Well, assuming you mean a few hundred years, like a European building, then not so much. Look at the Vostok Ice Core Data, if you haven't already. The past 10k years or relative climate stability is a stark anomaly compared to the previous 400k (apparently the previous 800k years are much the same).
Based on the data, the warming spike to current conditions should have been over very quickly, and the glaciers should have been on the march by now. No one knows why the last 10k years is odd. Heck, we don't even know that much. Is the Quaternary Ice Age coming to an end after ~100 M years? If so, human actions mean nothing on the scale of that, but it seems a bit non-Copernican to suppose it's so. (OTOH, the past 10k years of anomalous climate stability were key to humans emerging as a technological species, so it wouldn't be entirely coincidence.) What mechanism causes the abrupt temperature spike every 100k years? What brings it down again so sharply? What's different this time? The science here is in its infancy.
With human influence, in particular their massive release of CO2 and it's feedback effects, it looks like climate can and indeed will change so fast, that buildings close to oceans may get submerged in massive scale, farmland may become unarable faster than it's economical to create new farmland with all the food production infrastructure that goes with it etc.
Don't watch so many disaster movies. America grows enough food to feed itself on a small fraction of the land it needed even 100 years ago, and there's plenty of land to the North of current farm belts. This stuff won't change in a handful of years, not by and order of magnitude or two, and a handful of years is all it would take for modern agri-industry to move farming north.

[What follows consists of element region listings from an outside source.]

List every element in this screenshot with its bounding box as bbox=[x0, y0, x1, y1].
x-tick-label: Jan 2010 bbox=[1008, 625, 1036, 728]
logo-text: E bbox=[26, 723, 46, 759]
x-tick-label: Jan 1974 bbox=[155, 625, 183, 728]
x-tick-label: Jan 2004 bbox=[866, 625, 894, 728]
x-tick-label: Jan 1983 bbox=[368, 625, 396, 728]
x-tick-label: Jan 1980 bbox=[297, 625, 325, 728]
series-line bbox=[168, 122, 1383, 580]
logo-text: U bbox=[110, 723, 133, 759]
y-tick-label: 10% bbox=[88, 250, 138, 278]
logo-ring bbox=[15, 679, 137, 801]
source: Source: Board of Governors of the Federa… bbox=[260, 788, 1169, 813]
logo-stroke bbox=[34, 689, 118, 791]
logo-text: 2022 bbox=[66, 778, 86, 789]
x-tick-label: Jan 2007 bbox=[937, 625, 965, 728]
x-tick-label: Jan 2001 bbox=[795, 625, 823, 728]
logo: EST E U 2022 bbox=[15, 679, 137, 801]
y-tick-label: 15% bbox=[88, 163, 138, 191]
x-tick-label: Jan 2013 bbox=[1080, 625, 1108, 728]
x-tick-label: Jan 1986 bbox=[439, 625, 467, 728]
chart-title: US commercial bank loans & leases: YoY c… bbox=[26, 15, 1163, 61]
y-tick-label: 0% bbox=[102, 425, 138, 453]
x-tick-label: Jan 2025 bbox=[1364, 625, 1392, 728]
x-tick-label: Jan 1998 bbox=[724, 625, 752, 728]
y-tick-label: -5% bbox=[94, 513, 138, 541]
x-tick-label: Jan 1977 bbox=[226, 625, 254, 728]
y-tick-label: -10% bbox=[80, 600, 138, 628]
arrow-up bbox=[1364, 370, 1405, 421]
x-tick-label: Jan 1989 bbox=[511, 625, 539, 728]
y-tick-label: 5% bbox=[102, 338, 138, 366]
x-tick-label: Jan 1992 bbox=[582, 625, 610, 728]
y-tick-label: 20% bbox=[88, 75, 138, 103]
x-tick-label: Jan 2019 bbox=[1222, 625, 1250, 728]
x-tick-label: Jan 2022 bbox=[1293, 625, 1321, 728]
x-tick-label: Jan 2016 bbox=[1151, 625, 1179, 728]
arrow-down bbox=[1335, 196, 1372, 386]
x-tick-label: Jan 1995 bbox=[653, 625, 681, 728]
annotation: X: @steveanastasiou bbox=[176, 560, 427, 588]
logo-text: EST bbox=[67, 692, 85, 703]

Basically, the bad case for warming is that cities would have to move over generations to higher land. There's certainly an economic cost one could assess for that. If the climate models ever get to the point where they're useful, we could even put a dollar figure per year on it. But I expect heavy dependence on fossil fuels is just a passing phase in technological progress anyhow, and we'll be largely beyond it before it really matters.